Iniciámos a peregrinação a pé pela aldeia. Quase nenhuma emoção perante o lugar em que outrora se ergueu a casa natal. Está guardada para mais à frente, no que resta da casa que foi dos avós maternos.
Pilar acha que deve comprar o espaço. Não parece ser essa a sua ideia
Desfia recordações para o fotógrafo espanhol, que pretende ilustrar, com imagens desta peregrinação, o texto que a revista de domingo do El Pais lhe vai dedicar, na série com grandes escritores mundiais deste Verão de 2001.
Os locais gostam de lembrar que a aldeia, administrativamente situada no concelho da Golegã, tem foral desde D. Sancho II e que é a mesma a que, antes da fundação de Portugal, chamavam Santa Maria do Almonda. Características edificações na rua principal constituem a prova de que ali se ergueram, a partir do século XII, palácios, solares, igrejas e capelas, o mesmo será dizer, "ali se foi construindo um país".
A Azinhaga foi, nos célebres concursos salazaristas de António Ferro, a "aldeia mais portuguesa do Ribatejo". O contacto com os toiros, nas fainas do campo, fez da raça de maiorais desta terra "de lezírias e espargais", pelo saber, os mais famosos campinos das terras da Borda d"Água, diz uma nota do rancho folclórico "Os Campinos da Azinhaga", lida durante a breve paragem para almoço.
Não foi para estas divagações, contudo, que José Saramago se deslocou de Lisboa. Sobe, e nós com ele, ao campanário da igreja. Dá um beijo a uma prima, encontrada na rua. Ruma ao Paul do Boquilobo, para onde gostava de ir, em longas viagens de dias, e para onde - torna-se claro nos gestos, nas recordações, na insistência em ir até onde o carro pode chegar - não se importava nada de partir agora mesmo em nova aventura. Boquilobo, oferecida, depois da crise de 1385 por D. João I a João das Regras com a legenda "Melhor lhe dera se melhor houvera".

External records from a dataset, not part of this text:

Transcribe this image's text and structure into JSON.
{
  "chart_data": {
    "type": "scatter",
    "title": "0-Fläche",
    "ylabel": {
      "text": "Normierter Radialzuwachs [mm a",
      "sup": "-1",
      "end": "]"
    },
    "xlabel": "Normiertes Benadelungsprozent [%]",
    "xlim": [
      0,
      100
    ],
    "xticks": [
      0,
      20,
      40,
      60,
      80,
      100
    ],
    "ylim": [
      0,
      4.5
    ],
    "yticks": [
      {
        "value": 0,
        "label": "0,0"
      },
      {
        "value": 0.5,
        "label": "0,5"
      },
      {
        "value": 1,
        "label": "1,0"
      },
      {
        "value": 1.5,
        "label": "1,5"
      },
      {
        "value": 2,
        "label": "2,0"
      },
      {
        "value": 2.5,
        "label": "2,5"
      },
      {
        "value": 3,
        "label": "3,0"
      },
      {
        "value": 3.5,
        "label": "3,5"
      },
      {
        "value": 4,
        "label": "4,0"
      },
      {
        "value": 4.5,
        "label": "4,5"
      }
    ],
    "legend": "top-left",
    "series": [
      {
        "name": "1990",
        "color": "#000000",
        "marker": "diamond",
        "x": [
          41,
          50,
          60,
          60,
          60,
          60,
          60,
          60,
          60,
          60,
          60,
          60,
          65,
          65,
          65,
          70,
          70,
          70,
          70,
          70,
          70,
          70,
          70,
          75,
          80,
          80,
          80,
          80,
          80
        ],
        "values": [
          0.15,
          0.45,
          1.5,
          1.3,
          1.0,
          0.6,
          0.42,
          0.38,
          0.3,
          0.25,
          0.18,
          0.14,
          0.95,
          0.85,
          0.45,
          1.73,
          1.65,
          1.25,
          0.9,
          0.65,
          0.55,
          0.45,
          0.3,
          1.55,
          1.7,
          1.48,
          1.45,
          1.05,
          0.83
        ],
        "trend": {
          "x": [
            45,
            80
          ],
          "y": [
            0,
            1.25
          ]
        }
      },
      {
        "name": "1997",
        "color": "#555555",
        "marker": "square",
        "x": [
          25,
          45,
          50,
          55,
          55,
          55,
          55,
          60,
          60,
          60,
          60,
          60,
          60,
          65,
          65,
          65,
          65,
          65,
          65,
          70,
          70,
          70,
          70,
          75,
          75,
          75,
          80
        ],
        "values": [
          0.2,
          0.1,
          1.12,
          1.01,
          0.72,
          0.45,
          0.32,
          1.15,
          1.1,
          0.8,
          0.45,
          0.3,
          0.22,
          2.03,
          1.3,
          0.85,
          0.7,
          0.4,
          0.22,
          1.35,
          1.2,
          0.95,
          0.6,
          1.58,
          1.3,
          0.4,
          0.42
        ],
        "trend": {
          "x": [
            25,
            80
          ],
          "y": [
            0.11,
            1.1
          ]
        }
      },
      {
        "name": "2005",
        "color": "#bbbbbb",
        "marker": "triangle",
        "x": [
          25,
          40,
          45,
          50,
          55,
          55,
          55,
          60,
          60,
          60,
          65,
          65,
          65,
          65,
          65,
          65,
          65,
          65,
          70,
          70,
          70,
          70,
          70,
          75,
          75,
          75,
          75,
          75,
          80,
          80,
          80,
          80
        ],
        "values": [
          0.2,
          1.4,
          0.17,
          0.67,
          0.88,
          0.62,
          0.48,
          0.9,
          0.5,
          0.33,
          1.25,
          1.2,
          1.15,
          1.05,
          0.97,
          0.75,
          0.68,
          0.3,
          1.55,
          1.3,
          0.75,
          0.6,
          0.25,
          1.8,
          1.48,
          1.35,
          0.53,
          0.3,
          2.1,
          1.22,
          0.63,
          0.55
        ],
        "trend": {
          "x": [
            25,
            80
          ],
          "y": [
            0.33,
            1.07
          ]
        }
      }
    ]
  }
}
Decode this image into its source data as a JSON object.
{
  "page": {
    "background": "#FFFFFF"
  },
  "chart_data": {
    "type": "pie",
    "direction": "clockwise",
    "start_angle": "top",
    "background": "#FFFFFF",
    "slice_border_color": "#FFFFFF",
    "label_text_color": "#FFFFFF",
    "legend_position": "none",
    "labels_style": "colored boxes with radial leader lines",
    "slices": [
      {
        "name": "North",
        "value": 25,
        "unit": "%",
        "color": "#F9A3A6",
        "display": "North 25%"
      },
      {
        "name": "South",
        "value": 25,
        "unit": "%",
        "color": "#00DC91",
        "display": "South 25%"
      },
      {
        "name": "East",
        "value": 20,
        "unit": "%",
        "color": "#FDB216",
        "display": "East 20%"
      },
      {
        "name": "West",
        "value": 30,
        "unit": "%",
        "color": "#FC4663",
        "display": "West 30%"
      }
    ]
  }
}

Passados cinco anos, estas recordações tomam a forma de livro - As Pequenas Memórias (Editorial Caminho) - que aqui mesmo vai ser lançado, em cerimónia de ressonância internacional, na próxima quinta-feira, 16, num regresso simbólico aos lugares da infância e adolescência do escritor, na aldeia ribatejana.
Casas, oliveiras, arbustos, dois rios, um pântano. Que importa que deles só restem os dois últimos? Que tenha desaparecido sob um monte de escombros a casa que foi a pobríssima morada dos avós maternos de quem os leitores já sabem os nomes, desde o discurso de aceitação do Nobel da literatura, em 1998 (Josefa e Jerónimo se chamam, este último, analfabeto, "o mais sábio dos homens" que Saramago conheceu)? Que importam os estragos do prémio da CEE sobre os olivais desaparecidos?
A cada instante, José levantará as paredes da casa branca, plantará as oliveiras, fechará o postigo da porta e a cancela do quintal e dirá: "Avó, vou por aí dar uma volta", e ouvi-la-á responder: "Vai, vai", meterá "um bocado de pão de milho e um punhado de azeitonas e figos secos no alforge", pegará num pau para qualquer mau encontro canino e partirá para uma das quatro partes em que o universo se dividia então para a criança "melancólica", para o adolescente "contemplativo e não raro triste" que era ele: o rio, "os olivais e os duros restolhos do trigo já ceifado", a mata de tramagueiras, faias, freixos e choupos que ladeia o Tejo, um pouco à frente da confluência com o Almonda, ou o Paul do Boquilobo, "um lago, um pântano, uma alverca que o criador das paisagens se tinha esquecido de levar para o paraíso".
Tudo nítido setenta anos depois - paisagem, gentes, afectos -, numa revisitação através do "poder reconstrutor da memória". E da literatura. Adelino Gomes".